Hunt’s presence will endure. His name brandishes both the AFC Championship trophy and the U.S. Open Cup, given to the winner of this nation’s annual club-level soccer tournament. He also is a member of three different American sports halls of fame: pro football, tennis — in which he founded World Championship Tennis, a body that legitimized the sport on a professional level — and soccer.
The tributes to the patriarch of the AFL and the AFC are already numerous, and if you’re a student of the game’s history, they’re a treat to read, whether you already know the story of Hunt’s life in sport or just now learning of the soft-spoken owner’s booming impact on sport in this country.
- At kcchiefs.com, the club’s official Web site culled together a splendid collection of articles that chronicle Hunt’s life inside and outside of football, and what he meant to the Chiefs franchise and beyond.
- The Chiefs’ site also has a biography looking back at Hunt’s life.
- Former Dallas Cowboys scouting director Gil Brandt looks back at the days when his infant team shared Dallas with Hunt’s Texans before the franchise moved to Kansas City and was rechristened the Chiefs.
- On ESPN.com, former Dallas sports columnist Frank Luksa recounts the steps Hunt took to get into the business of professional football.
- Also on ESPN.com, long-time soccer writer Frank Dell’Apa chronicles Hunt’s passion for what many Americans view as the “other” football — a.k.a. soccer.
On behalf of football fans everywhere, thank you, Mr.
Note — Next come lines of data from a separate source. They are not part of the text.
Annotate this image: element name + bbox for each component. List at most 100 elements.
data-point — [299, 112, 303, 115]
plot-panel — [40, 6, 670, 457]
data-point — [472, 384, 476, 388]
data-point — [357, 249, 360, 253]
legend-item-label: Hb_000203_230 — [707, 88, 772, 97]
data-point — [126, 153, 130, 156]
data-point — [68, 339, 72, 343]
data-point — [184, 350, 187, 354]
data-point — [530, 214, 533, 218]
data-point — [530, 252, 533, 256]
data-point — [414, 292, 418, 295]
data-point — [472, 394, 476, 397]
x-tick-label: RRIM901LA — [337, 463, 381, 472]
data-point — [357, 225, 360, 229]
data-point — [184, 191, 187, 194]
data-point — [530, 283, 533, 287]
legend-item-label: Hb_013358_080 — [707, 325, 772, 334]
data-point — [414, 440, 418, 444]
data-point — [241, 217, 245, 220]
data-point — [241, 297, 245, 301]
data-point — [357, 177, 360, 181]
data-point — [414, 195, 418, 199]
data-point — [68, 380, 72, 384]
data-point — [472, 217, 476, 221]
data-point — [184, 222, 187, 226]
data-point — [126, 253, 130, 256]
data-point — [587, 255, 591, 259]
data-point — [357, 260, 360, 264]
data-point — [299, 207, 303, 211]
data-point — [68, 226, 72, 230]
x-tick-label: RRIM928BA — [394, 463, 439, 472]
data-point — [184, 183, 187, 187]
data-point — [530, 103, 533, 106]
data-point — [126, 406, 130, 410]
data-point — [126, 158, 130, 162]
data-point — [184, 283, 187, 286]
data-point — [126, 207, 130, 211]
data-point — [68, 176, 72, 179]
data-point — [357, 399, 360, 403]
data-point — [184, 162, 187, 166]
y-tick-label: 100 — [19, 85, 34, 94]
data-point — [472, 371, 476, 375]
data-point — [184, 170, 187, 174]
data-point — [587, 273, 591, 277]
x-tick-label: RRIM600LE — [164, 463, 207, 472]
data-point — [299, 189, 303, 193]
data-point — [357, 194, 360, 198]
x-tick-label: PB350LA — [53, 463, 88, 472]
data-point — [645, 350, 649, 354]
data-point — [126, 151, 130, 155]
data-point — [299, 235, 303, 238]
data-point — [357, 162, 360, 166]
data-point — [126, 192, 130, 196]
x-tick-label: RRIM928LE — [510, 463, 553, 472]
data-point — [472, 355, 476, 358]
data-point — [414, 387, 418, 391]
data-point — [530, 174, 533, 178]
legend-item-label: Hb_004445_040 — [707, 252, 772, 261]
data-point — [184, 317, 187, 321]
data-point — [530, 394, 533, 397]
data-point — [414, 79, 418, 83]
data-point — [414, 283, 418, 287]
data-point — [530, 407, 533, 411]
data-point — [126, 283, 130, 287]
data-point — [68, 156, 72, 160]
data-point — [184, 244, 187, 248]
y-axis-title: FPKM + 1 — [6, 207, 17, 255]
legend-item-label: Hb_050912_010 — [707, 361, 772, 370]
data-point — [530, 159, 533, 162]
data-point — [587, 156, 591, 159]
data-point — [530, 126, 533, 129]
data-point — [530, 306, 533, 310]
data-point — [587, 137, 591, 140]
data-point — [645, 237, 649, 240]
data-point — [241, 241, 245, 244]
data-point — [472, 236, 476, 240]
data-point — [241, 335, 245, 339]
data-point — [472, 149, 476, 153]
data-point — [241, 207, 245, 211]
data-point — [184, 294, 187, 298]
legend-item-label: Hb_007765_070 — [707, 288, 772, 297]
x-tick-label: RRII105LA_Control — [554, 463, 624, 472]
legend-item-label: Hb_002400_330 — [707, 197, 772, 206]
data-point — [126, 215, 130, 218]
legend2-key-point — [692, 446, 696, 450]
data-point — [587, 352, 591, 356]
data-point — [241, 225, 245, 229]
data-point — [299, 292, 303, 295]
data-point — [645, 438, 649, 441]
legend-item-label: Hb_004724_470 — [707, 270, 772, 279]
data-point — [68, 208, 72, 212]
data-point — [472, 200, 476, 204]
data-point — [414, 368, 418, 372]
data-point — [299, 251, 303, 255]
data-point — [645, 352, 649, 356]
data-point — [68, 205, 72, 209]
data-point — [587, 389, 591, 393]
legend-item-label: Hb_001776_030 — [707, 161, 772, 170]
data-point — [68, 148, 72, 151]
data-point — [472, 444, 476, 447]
Hunt, for helping make this sport what it is — a national passion that brings millions together, in groups large and small. My immediate family has spent the better part of the last decade scattered in different states, but pro football has been one of the beacons to give us a common frame of reference in our often disparate existences; spread in different places, the sport had grown into one of national importance, one that gave us experiences to share. For that, we owe a debt of thanks to many … chief among these a man whose ownership of one team was only the beginning of his imprint on the sport.